Regulators have ordered Ryanair to cut its 29.8 per cent stake in rival Aer Lingus to just 5 per cent on the grounds that its shareholding has led or could lead to a substantial lessening of competition between the two on routes between Ireland and Britain.
The UK's Competition Commission today issued its final report on an 11-month investigation, prompted by the Office of Fair Trading in the UK, into the impact of Ryanair's stake in Aer Lingus on rivalry between the two on services between Ireland and Britain.
The move comes the day before Ryanair is free to launch another bid to take over the airline under Irish Takeover Panel rules. Aer Lingus earlier this year lost a High Court action to prevent its rival from launching another takeover move until February next year.
The British watchdog’s report confirms the provisional findings of the inquiry, published in May.
Ryanair has a 29.8 per cent shareholding in its rival, and was blocked earlier this year by the European Commission from buying the rest of the airline.
The UK authority said Ryanair must reduce its stake to 5 per cent. It added that this would be accompanied by obligations on Ryanair not to seek or accept board representation or acquire further shares.
“The importance of scale to airlines is clear from evidence of widespread industry consolidation in recent years,” the report said. “Against that background, the (competition commissioner) formed the view that Aer Lingus’s commercial policy and strategy was likely to be affected by Ryanair’s minority shareholding, in particular because it was likely to impede or prevent Aer Lingus from being acquired by, or combining with another airline.”
Dismissing the claim as “baseless”, Ryanair said it would appeal the ruling and claimed the report directly contradicted a ruling by the European Commission in February that competition between the airlines has intensified since 2007.
Chairman of the inquiry Simon Polito said the commission recognised that both airlines "compete intensely" for passengers travelling between Great Britain and Ireland.
“However, we consider that there is a tension between Ryanair’s position as a competitor and its position as Aer Lingus’s largest shareholder, and that Ryanair has an incentive to weaken its rival’s effectiveness as a competitor,” he said. “Ryanair’s minority shareholding affects Aer Lingus’s commercial policy and strategy in various ways that could be crucial to Aer Lingus’s future as a competitive airline. We were particularly concerned about Ryanair’s ability, either directly or indirectly, to impede Aer Lingus from combining with another airline to build scale and achieve synergies to remain competitive.”
Ryanair accused the UK inquiry of dismissing a remedies package that the airline had suggested to address concerns, including an offer to sell its stake to any airline that made a bid for Aer Lingus that could get the acceptance of more than 50 per cent of shareholders.

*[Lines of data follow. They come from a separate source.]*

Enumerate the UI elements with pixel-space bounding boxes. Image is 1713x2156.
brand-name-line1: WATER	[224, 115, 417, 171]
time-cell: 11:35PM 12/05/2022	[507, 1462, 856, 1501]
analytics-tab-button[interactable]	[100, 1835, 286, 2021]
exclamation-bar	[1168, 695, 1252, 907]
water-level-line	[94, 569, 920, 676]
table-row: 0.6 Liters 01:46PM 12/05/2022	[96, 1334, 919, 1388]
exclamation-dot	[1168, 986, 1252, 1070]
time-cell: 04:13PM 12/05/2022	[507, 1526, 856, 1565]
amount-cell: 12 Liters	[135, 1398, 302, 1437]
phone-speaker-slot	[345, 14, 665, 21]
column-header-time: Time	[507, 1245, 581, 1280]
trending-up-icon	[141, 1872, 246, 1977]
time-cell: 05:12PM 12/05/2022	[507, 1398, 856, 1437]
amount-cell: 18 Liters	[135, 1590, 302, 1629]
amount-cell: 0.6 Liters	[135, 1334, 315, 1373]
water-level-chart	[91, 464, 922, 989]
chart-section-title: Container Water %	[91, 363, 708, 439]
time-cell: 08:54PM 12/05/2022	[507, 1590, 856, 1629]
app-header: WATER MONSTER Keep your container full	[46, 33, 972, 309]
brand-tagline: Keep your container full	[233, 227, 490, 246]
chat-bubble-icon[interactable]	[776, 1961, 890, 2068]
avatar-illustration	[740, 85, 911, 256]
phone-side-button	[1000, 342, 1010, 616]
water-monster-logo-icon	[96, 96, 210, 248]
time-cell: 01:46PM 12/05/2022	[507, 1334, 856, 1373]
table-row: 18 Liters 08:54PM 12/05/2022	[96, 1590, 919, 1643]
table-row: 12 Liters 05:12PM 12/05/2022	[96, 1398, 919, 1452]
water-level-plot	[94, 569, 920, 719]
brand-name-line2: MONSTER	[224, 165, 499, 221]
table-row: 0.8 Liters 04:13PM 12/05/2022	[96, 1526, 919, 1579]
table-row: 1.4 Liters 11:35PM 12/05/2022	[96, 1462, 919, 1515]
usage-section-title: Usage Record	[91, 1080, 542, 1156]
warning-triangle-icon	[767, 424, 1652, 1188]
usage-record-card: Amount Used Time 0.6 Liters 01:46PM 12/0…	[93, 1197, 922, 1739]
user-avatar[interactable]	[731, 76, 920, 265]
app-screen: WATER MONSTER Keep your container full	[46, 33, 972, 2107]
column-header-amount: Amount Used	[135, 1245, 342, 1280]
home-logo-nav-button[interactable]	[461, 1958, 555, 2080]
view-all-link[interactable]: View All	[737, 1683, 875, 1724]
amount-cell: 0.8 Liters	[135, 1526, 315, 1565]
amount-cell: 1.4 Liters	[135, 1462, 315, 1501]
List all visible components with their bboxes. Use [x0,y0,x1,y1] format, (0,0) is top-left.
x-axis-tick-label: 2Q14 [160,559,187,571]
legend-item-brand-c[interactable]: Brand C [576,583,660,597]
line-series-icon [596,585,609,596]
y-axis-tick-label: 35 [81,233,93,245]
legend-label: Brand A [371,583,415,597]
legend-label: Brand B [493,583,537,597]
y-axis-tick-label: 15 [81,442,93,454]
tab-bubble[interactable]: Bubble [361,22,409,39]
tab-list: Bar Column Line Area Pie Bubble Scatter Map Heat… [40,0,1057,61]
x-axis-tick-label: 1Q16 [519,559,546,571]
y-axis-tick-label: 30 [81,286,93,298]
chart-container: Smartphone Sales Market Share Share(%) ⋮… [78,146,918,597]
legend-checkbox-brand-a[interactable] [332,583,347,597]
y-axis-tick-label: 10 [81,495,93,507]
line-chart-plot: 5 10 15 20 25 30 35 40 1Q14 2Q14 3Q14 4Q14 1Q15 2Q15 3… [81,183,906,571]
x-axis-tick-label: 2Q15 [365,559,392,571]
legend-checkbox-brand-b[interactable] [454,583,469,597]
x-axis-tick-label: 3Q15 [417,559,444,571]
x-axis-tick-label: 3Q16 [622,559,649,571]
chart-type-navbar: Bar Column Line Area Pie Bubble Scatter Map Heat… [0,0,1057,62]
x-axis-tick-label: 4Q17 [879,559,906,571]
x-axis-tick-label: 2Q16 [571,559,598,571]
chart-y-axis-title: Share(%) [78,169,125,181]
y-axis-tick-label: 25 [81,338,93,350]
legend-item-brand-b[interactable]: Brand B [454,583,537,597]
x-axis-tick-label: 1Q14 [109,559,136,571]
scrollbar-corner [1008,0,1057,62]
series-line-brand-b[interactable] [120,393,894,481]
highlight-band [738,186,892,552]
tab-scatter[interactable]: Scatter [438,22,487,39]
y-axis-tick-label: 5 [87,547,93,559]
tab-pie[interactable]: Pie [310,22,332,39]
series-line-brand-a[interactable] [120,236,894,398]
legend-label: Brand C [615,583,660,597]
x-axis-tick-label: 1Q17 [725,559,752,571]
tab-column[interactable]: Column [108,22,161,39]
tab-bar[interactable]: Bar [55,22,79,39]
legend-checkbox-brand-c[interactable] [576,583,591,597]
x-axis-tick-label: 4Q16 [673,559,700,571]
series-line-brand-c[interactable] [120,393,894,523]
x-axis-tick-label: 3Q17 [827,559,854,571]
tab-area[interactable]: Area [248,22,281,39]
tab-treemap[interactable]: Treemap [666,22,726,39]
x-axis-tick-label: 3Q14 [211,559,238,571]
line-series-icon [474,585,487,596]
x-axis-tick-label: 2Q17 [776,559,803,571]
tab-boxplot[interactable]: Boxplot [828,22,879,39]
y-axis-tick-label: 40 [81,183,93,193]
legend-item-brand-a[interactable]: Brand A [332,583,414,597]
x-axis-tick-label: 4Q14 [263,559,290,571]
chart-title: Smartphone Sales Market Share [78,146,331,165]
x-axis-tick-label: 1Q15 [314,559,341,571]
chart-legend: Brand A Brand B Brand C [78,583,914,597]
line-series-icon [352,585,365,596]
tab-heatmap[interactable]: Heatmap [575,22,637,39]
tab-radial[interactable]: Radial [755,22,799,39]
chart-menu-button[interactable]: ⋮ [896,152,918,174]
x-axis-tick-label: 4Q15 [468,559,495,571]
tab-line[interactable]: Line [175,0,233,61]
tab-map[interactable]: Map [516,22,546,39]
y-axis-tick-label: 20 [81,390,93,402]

“This report by the UKCC is bizarre and manifestly wrong but also entirely expected,” chief executive Michael O’Leary said.
He claimed the investigation was unfair and omitted evidence that disproved the case against Ryanair, branding it a “charade”.
Mr O’Leary said the case was “another enormous waste of UK taxpayer resources”, and the airline would lodge its appeal with the Competition Appeal Tribunal in the coming weeks.
Since issuing a preliminary ruling last May, it was widely expected that the watchdog would order Ryanair to dispose of all or most of its stake in Aer Lingus.
Brussels-based competition lawyer, Alec Burnside, of multi-national firm Cadwalader, which advises Aer Lingus said that the ruling was a “significant milestone” in the legal battle between the two.
He pointed out that the stake had been the platform for Ryanair’s failed bids to buy its rival and said that the commission has now ruled that those bids have harmed competition between the two.
Aer Lingus welcomed the ruling. Chairman Colm Barrington said the report confirmed that Ryanair’s stake was anti-competitive and contrary to the interests of passengers.
“It was unacceptable that our principal competitor was allowed to remain on our share register with a shareholding of 29.82 per cent and interfere with our business despite the European Commission blocking both Ryanair’s first hostile takeover attempt six years ago and its most recent hostile takeover attempt earlier this year,” he said. “The implementation of the Competition Commission’s decision that Ryanair must reduce its anti-competitive shareholding will position Aer Lingus for future growth and opportunities which will make it an even stronger competitor in the market.”
Ryanair is also appealing the February decision that blocked it from taking over Aer Lingus. The airline said it cannot be forced to sell its stake in its rival while its appeal is ongoing.